“Over lunch, I took the opportunity to ask visual effects supervisor Rob Bredow a fairly nerdy question: What was the one thing in the animation process of “Cloudy With a Chance of Meatballs” that made him crazy? “It’s hard to choose just one in this movie,” he said. “One of the very intimidating things was the spaghetti twister, just because it was going to tear apart the town, and it was made of thousands of individual noodles that all had to look together like spaghetti. And the whole concept was the way you twist spaghetti around a fork off your plate making this twisterlike shape. So we wanted to be inspired by that shape and make this twister, but also make it big and dramatic without being scary, so there’s this subtle balance.”
Listening to Bredow, the complications of making a family-friendly disaster film sound even more convoluted than the spaghetti twister: “You can throw meatballs, but they have to land in good places, and the explosions have to be friendly explosions, kid-friendly, so that was kind of a challenge.”
After that, things got a little goofy. Phil Lord used the Blu-ray exclusive “Splat!” bonus feature, in which you can “throw” virtual cream pies, meatballs and mustard at the screen with your remote, to recreate Jasper Johns’ “Flag” on-screen, Jackson Pollock-style. (“I didn’t even know about “Splat!” mode until today,” Lord had noted earlier. “You throw food at something because you love it, right?”)

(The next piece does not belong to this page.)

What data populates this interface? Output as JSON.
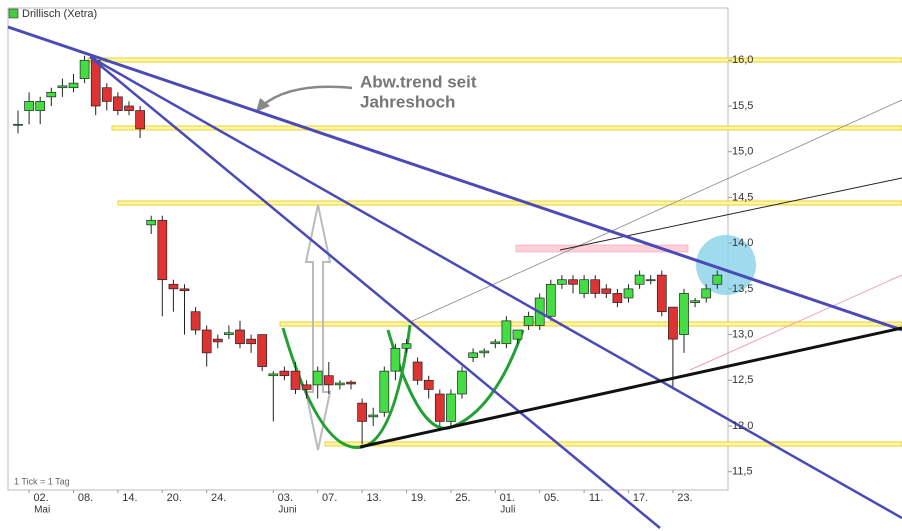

Still, the one thing I remember most from the day wasn’t part of the tour at all, and wasn’t one of the bits of information from the film makers or one of the pre-production art pieces and storyboards lining the walls. Tucked against a wall in the open office area hastily converted to a serving area for the day’s Italian lunch (complete with comically large meatballs) was a bookshelf crammed with fifty 4-inch-thick binders bursting with storyboards, production designs and other preliminary documents, and, at the upper-right-hand side, one lone, slender copy of Judi and Ron Barrett’s original children’s book, “Cloudy With a Chance of Meatballs,” nestled in among and outnumbered by much larger binders that were still just one small part of the moviemaking magic (and, yes, marketing madness) that it inspired.”